The HOPE Act would create a pool money that the federal government could loan to owners of commercial property heavily impacted by Covid-19. Hotel property owners are the most obvious and numerous candidates for such loans, which would provide them the equity needed to stay in business and current on their commercial loans during the pandemic.

AHLA CEO Chip Rogers said that because of the pandemic and the dearth of travel it has created, “thousands of hotels can’t afford to pay their commercial mortgages and are facing foreclosure with the harsh reality of having to close their doors permanently.
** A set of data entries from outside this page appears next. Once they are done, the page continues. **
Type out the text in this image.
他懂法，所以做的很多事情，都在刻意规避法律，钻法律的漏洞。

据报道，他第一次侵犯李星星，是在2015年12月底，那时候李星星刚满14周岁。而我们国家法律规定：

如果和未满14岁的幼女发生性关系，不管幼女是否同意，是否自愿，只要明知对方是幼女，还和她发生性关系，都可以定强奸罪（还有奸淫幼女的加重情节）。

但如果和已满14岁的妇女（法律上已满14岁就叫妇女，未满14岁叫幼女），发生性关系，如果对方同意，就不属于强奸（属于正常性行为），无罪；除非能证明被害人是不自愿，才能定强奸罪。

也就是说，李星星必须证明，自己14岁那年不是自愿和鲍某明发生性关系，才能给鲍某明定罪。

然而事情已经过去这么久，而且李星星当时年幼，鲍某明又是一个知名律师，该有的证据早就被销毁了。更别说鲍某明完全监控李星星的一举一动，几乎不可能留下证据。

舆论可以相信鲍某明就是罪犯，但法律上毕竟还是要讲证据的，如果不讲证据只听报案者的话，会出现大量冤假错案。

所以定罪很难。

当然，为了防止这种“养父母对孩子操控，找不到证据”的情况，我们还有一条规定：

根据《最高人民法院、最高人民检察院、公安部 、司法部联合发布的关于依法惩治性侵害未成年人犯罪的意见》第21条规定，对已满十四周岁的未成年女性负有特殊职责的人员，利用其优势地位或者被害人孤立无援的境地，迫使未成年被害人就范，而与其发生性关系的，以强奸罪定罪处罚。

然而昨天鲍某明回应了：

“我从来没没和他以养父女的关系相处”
Tens of thousands of hotel employees will lose their jobs and small business industries that depend on these hotels to drive local tourism and economic activity will likely face a similar fate.”

The HOPE Act, he said. Would “give struggling small business hotels an opportunity to keep their doors open and avoid foreclosure.”

The hotel U.S. hotel industry is dominated, at least from a marketing perspective, by huge brand names like Hilton, Hyatt, Marriott, IHG and Choice Hotels. But nearly all hotels actually are owned independently by individuals, small investment groups, or even mid-size and large corporations that invest in hotel properties but contract out their operation to big-name hotel companies. Thus, the debt on most hotels is the responsibility of the property owners, not the companies’ whose brands are on the signs out front.

And, unlike the big U.S. airlines, that can package dozens or hundreds of planes into collateralized loans, or use their massive airport and operations facilities, or even their enormous and profitable frequent flier programs to attract financing even in very tough times, hotel owners have far fewer, and typically much more expensive options for raising liquidity to see them through lean times.

“The COVID-19 pandemic is decimating the travel and tourism sector – especially small businesses like hotels. That’s why we need Congress to provide hotel owners with real relief that addresses the needs of small businesses with commercial real estate assets,” said Cecil Staton, CEO of the Asian-American Hotel Owners Association, which partnered with the AHLA in seeking Congressional relief.

“Hoteliers are responsible for millions of jobs in communities across the nation, but unless Congress acts, there may not be businesses left for those workers to return to at the end of this pandemic. We are optimistic that the HOPE Act will help hoteliers to address the debt crisis facing the lodging industry, and save good American jobs and small businesses,” Staton said.

Associations representing Latino-owned and black-owned hotels also are part of the effort to get Congress to provide loan assistance to hoteliers.

It is not clear, however, whether such assistance for hotels, or further assistance also being sought by U.S. airlines, will be forthcoming from Congress. Negotiations between the Democrats who control the House and the Senate’s controlling Republicans appear to be stalemated. President Trump and others in his administration have made vague comments about providing some help to the airlines, though probably not until after Sept. 30. That’s when current limits on laying off airline workers in exchange for up to $50 million in relief granted them by Congress in April are set to expire – and when thousands such layoffs already are scheduled to begin.

Those bitter Congressional negotiations are being carried on in the very politically charged atmosphere leading up to the Nov. 3 elections. They appear to be hung up on the Democrats’ desire for up to $3 trillion for a long list of items that would include not only relief for the travel industries and small businesses in general but a number of other programs long favored by their party but unrelated to the pandemic, vs. the Republicans’ insistence on keeping the package under $1 trillion and focused entirely on economic relief for parties damaged by the pandemic. And, increasingly Congress’ focus is shifting away from a pandemic relief or stimulus bill and onto negotiations over a new budget bill – or, more likely, a budget continuation agreement that would keep the government from shutting down on Oct. 1. It is possible, but not likely, that some sort of further pandemic economic relief package could be passed as part of any budget continuation legislation that gets passed.